Find the value of k for which the given quadratic equation \[{{x}^{2}}-4x+k=0\] distinct real roots.

Answer 1

Hint : Whenever we have the nature of roots given in question we use discriminant of quadratic equations. We can find discriminant by using below formula
\[d={{b}^{2}}-4ac\]
Where d – discriminant
b - Coefficient of \['x'\] in polynomial
a – coefficient of\['{{x}^{2}}'\] in polynomial
c – constant term of polynomial
Nature of Discriminant –
\[d > 0\text{ ,2}\] real & distinct roots
\[d=0\text{ },1\] real roots (equal)
\[d < 0\text{ ,2}\] imaginary roots
Complete step-by-step answer:
Given, \[{{x}^{2}}-4x+k=0\]
On comparing with \[\text{a}{{\text{x}}^{2}}\text{+bx+c}\]

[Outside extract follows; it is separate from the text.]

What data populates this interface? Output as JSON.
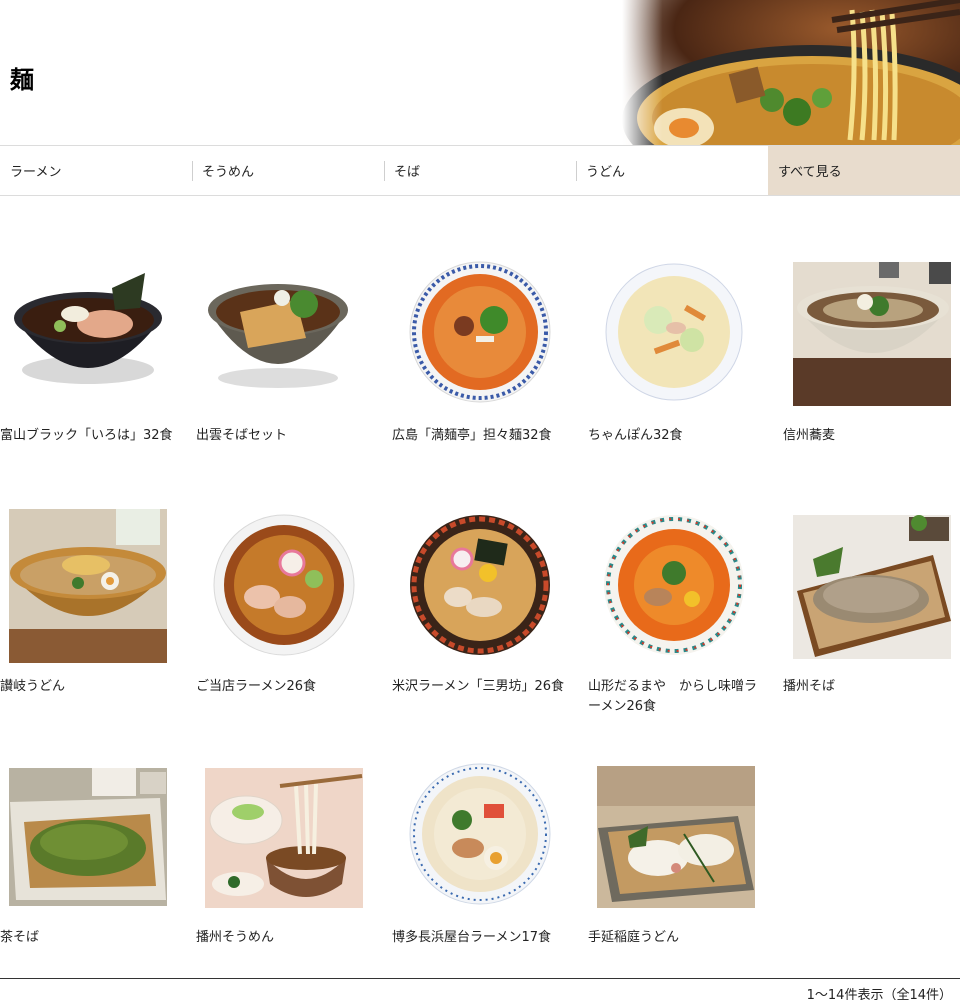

\[\text{a =1, b = }-4,\text{ }c=k\]
According to question, distinct real roots i.e., \[d\ge 0\]
\[\Rightarrow {{b}^{2}}-4\times 1\times k\ge 0\]
\[\Rightarrow 16-4k\ge 0\]
\[\Rightarrow -4k\ge -16\]
\[\Rightarrow 4k\le 16\]
\[\Rightarrow k\le 4\]
Note: Discriminants can be positive or negative.
While doing this question we need to be careful about inequality signs. When we multiply or divide both sides of inequality by negative sign then inequality sign gets reversed means greater than changes to less than and less than to greater than.